For a man of few words, it's about as excited as Richard gets. He lives a humble life as a hard-working and decent bricklayer and enjoys tuning up cars for drag races within the community. But when he decides to take the mother of his unborn child to Washington to get married, it inevitably leads to the puncture of their domestic bubble. All because she's black and he's white. In 1958, that's illegal.
At a time when biographical films so often seem to manipulate historical facts for dramatic purposes, there are barely even enough narrative developments here to imagine that anything has been exaggerated for effect. The couple are apprehended shortly after their marriage and forced to leave the state for 25 years or risk being imprisoned for a year. Their life together out of state and away from their families includes raising a few children in a cramped house, but when one of their sons is hit by a car while playing in the streets, Mildred insists that it's time to move back home, where there's more space for them to play.
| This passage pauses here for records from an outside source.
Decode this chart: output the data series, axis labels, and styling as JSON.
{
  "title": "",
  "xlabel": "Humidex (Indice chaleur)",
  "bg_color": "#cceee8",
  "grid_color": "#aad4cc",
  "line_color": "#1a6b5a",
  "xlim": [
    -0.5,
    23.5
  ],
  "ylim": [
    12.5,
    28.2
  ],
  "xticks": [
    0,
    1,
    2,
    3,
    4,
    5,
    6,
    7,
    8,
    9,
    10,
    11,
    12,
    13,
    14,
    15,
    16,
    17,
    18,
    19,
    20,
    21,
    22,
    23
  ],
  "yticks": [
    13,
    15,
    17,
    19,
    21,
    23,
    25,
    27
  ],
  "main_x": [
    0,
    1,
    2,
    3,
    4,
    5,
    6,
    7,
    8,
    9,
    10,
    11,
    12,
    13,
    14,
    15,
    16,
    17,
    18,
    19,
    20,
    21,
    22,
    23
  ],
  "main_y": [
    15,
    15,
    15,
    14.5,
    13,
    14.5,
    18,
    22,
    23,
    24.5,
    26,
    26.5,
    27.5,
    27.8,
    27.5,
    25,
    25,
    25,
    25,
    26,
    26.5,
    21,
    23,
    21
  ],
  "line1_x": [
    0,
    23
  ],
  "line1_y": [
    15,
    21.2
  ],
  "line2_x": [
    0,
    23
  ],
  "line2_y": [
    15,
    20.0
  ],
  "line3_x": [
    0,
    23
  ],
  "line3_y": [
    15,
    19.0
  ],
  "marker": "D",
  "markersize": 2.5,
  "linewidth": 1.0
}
By the time an inexperienced and slightly overwhelmed lawyer from the ACLU (Nick Kroll, acquitting himself quite nicely in a mostly dramatic role) responds to a letter Mildred wrote and agrees to help them out, it's already over halfway into the film. The accompanying press surrounding the case (including a photo shoot for Life magazine with a genial photographer played by Michael Shannon) makes Richard especially uncomfortable, and exposes the couple to the kind of attention that can potentially put them in more danger.
In lesser hands, Loving might have featured the kind of ham-fisted courtroom drama where the accused and their lawyers deliver grandstanding speeches about the nature of equality while stereotypical racists plot to keep the two lovers apart, but writer-director Jeff Nichols (Mud, Midnight Special) has too much restraint for that. Instead, he focuses on the quiet moments between the pair as, over the years, the slow march of justice plods on, not to mention on the ever-present paranoia that the next car zooming down the dusty road to their house might be the one that tears them apart again.
The laconic pacing and lack of traditional tension might make the two-hour running time seem a little excessive, but it helps to humanize the historical impact of the case. Edgerton and Negga do masterful work without saying all that much, as they continue to oppose the unjust law simply by persevering and supporting each other in times of need and weakness, rather than with bluster. We're reminded that change is so often enacted not because of any righteous crusade but only because a senseless injustice happens to be standing in someone's own path to happiness.
It's impossible to watch the film and not consider the current state of the U.S. in the wake of Donald Trump being elected president. With xenophobia and intolerance rearing their ugly heads so prevalently yet again in the country, Loving doesn't seem nearly as far removed from the present as it should. But it serves as welcome reminder that blind hatred will never truly be able to extinguish the purity of love or halt the wheels of progress from moving forward — however slowly.